San Paolo VI, alla metà degli anni settanta, diceva che «dobbiamo purtroppo registrare, a mano a mano che la tragica esperienza dell'ultima guerra mondiale tramonta nella sfera dei ricordi, una recrudescenza di spirito contenzioso fra le Nazioni»[1]. San Giovanni Paolo II, nel constatare un ambiente simile, alla fine del 1989 sottolineò che «la vigile memoria del passato dovrebbe rendere i nostri contemporanei attenti agli abusi sempre possibili nell'esercizio della libertà, che la generazione di quest'epoca ha conquistato al prezzo di molti sacrifici. L'equilibrio fragile della pace potrebbe essere compromesso qualora nelle coscienze si risveglino mali come l'odio razziale, il disprezzo per lo straniero, la segregazione del malato o del vecchio, l'emarginazione del povero, il ricorso alla violenza privata e collettiva»[2]. E, proprio nei giorni nostri, papa Francesco, avendo presenti tanto i conflitti in diverse parti del mondo, come la crescente interdipendenza tra i diversi Paesi, ha affermato che si potrebbe parlare di una «guerra mondiale a pezzi»[3]. In tale contesto, come rendere vive quelle parole che Gesù ha rivolto ai suoi discepoli? Come possiamo essere operatori di pace che cercano di guadagnare la felicità?
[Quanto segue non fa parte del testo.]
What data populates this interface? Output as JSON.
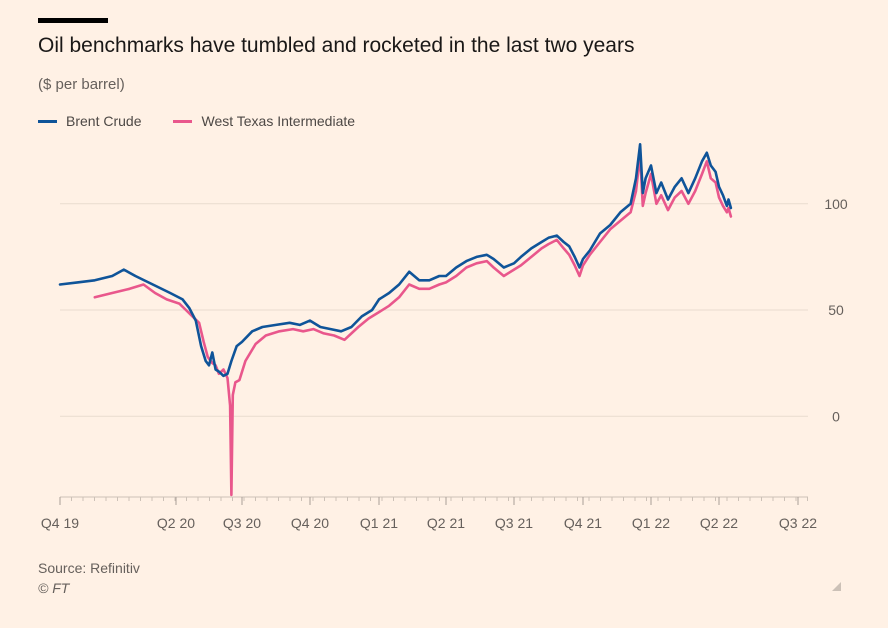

« Come sono belli sui monti i piedi del messaggero che annuncia la pace » (Is 52, 7), dice il profeta Isaia riferendosi a Cristo e, in lui, a tutti coloro che vogliamo seguirne il cammino. Di fronte all’impotenza e all’incomprensione che può generare la violenza, siamo chiamati ad essere seminatori della speranza. «La realizzazione della pace dipende soprattutto dal riconoscimento di essere, in Dio, un’unica famiglia umana. (…) La pace non è un sogno, non è un’utopia: è possibile»[4], così incoraggiava Benedetto XVI. Nel discorso delle beatitudini, Gesù unisce la pace alla comune filiazione: «O siamo fratelli o crolla tutto»[5].


«Pace, verità, unità, giustizia. Come sembra difficile, a volte, la missione di superare le barriere che impediscono la convivenza umana; - diceva san Josemaría - eppure noi cristiani siamo chiamati a operare il grande miracolo della fraternità»[6]. Dio, sin dal principio, ha voluto rivelarci la tristezza che la violenza porta ai suoi figli. «Dov’è il tuo fratello?» (Gn 4, 9), chiede a Caino nel libro della Genesi; è una domanda che risuona lungo i secoli, ricordandoci il compito di prenderci cura di coloro che ci accompagnano su questa terra. Questo «miracolo della fraternità» attende la nostra collaborazione, il nostro impegno positivo, perché tutti possiamo essere d’aiuto in qualche modo. In primo luogo, Dio conta sulle nostre preghiere; se facciamo attenzione, nella santa Messa preghiamo sempre per la pace. È logico che, sapendoci figli di Dio, siamo interessati alle cose che succedono in ogni parte del pianeta. Vivere la comunione dei santi ci fa sperimentare come nostro il destino di molte altre persone. In un mondo interconnesso e caratterizzato dalla immediatezza, è comprensibile volere conoscere sempre quello che succede, essere attenti ai mezzi di comunicazione che ci “trasportano” in quei luoghi. Tuttavia, a volte accade che «la velocità dell’informazione supera la nostra capacità di riflessione e giudizio (...). L’ambiente comunicativo può aiutarci a crescere o, al contrario, a disorientarci»[7]. In questo contesto, allora, si impone una personale responsabilità di imparare ad informarsi bene e non in modo superficiale, senza fare violenza alla realtà, e può essere doveroso stare attenti anche a un certo possibile disordine nel voler sapere tutto, in tempo reale, o volere conoscere il maggior numero possibile di dettagli. Il prelato dell’Opus Dei, facendo riferimento alla professione dei comunicatori, sottolineava che solo «un comunicatore sereno potrà infondere il senso cristiano nel flusso inevitabilmente veloce dell’opinione pubblica»[8]. Analogamente, soltanto un comunicatore di notizie sereno potrà assimilare l’informazione con senso cristiano.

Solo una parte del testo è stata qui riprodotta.